Hydrocarbon (X), `C_(7)H_(12)`, on reaction with boron hydride followed by treatment with `CH_(3)COOH` yields (A). On reductive ozonolysis (A) yields a mixture of two aldehydes, (B) and (C ). Of these, only (B) can undergo Cannizzaro reaction. (A) exists in two geometrical isomer, `(A-1)` and `(A-2)`, of which `(A-2)` is more stable. Gives structures of (X), (A), (B), (C ), `(A-1)`, and `(A-2)` with proper reasoning.

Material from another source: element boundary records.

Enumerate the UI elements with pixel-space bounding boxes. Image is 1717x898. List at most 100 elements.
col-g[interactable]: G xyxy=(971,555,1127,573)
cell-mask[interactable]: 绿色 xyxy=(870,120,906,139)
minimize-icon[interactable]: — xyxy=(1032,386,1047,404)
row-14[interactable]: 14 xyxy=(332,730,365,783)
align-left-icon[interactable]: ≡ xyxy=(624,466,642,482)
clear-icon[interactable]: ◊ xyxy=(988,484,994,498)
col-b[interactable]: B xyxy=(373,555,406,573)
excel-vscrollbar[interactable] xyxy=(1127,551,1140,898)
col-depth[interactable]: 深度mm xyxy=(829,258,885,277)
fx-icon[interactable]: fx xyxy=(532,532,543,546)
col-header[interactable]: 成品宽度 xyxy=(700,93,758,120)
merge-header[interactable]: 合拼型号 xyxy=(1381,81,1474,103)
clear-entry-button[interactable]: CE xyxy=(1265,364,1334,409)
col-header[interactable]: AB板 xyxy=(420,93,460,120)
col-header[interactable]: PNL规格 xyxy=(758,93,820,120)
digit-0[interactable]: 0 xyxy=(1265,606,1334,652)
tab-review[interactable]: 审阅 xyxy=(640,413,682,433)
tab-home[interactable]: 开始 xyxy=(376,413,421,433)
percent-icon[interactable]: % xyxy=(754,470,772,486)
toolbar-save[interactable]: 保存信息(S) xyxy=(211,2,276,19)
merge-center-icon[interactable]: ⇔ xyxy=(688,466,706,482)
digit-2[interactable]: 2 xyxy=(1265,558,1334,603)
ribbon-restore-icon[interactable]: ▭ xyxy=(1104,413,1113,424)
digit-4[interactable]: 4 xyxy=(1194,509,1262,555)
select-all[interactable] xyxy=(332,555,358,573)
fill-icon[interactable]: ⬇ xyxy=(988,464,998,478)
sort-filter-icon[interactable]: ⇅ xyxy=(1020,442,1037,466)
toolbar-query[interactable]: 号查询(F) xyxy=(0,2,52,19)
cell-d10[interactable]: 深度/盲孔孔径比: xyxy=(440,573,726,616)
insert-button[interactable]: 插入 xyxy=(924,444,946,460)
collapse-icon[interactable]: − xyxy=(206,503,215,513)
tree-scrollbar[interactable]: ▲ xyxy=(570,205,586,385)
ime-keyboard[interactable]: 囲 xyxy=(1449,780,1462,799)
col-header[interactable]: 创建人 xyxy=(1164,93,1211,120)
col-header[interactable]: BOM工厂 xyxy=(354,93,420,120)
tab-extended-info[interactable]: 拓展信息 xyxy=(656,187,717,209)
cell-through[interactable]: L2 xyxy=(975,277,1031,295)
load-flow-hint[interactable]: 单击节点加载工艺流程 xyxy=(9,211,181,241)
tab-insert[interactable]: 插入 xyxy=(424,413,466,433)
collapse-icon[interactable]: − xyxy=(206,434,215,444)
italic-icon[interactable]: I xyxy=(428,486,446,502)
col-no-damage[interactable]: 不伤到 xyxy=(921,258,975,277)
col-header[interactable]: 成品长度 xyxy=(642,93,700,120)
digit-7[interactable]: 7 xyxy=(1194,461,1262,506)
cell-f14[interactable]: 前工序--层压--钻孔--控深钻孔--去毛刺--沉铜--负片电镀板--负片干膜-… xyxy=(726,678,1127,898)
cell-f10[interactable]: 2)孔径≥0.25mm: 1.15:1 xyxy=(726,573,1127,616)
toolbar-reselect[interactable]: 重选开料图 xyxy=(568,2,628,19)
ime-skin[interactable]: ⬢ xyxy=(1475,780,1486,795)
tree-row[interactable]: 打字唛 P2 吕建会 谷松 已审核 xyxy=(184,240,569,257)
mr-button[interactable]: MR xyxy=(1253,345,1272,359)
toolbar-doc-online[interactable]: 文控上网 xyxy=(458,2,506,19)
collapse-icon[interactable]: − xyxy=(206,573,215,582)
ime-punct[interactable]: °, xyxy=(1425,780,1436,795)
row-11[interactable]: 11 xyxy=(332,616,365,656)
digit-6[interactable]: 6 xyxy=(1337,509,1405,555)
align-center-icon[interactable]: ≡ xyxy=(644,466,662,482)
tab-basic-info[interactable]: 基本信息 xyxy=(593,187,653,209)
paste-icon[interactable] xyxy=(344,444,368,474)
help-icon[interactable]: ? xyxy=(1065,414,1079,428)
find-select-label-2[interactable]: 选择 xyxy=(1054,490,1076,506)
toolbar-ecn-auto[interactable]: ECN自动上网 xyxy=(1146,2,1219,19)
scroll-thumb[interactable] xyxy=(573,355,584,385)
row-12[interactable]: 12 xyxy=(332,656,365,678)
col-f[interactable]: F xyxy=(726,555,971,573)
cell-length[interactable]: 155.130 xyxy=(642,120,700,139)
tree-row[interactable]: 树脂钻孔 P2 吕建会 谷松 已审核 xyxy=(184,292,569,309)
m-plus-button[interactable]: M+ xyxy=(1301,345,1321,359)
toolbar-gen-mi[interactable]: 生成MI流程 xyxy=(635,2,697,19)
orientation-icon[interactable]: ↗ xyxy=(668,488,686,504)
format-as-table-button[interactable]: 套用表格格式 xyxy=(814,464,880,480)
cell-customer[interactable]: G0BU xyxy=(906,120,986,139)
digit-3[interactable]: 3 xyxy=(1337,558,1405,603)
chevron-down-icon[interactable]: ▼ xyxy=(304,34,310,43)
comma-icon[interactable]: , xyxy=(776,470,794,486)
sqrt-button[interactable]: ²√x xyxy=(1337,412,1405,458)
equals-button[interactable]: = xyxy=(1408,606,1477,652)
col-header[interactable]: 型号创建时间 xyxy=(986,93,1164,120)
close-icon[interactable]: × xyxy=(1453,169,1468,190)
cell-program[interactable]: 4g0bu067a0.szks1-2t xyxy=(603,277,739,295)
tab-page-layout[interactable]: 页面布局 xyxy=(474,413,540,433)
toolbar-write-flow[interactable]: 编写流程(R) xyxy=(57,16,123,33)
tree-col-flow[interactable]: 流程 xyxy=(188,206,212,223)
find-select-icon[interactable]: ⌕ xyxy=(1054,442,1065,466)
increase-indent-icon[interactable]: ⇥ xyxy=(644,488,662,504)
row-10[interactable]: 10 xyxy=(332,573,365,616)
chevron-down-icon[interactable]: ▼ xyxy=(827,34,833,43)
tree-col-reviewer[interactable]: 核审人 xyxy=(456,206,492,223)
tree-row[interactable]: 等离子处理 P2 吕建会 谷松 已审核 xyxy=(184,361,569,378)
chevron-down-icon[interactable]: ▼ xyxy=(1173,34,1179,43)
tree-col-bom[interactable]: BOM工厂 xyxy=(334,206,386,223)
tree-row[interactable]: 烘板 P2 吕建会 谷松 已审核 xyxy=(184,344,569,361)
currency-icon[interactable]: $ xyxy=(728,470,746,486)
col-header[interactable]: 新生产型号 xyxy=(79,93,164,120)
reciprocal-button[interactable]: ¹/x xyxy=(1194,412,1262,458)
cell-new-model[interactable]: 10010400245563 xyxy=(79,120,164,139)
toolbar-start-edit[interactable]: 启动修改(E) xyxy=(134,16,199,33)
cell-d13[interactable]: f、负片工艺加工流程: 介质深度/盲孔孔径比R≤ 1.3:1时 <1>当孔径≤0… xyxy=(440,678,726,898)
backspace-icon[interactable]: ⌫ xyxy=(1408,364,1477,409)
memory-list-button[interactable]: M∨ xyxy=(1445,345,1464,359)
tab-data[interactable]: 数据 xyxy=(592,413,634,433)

Form formula `C_(7)H_(12)`. It seems to be an alkyne, which forms alkene on hydroboration. Since, alkene forms two aldehydes B and C on reductive ozonolysis. Out of which B can undergo Cannizzaro's reactive. It means that aldehyde B has no `alpha`- h atom and the -CHO group is linked to tertiary butyl group. Hence hydrocarbon X has to be
`CH_(3)-overset(CH_(3))overset(|)underset(CH_(3))underset(|)C-C-=C-CH_(3) overset((i) B_(2)H_(6))underset((ii) CH_(3)COOH) to CH_(3) -underset(CH_(3))underset(|)overset(CH_(3))overset(|)C-CH=CH-CH_(3)overset("Reductive")underset("ozonolysis") to CH_(3) - overset(CH_(3))overset(|)underset(CH_(3))underset(|)C-CHO+O= CH-CH_(3)`
Compound B has no `alpha`- H atom hence it undergoes Cannizzaro's reaction.
The alkene A gives two geometrical isomers, these are cis and trans.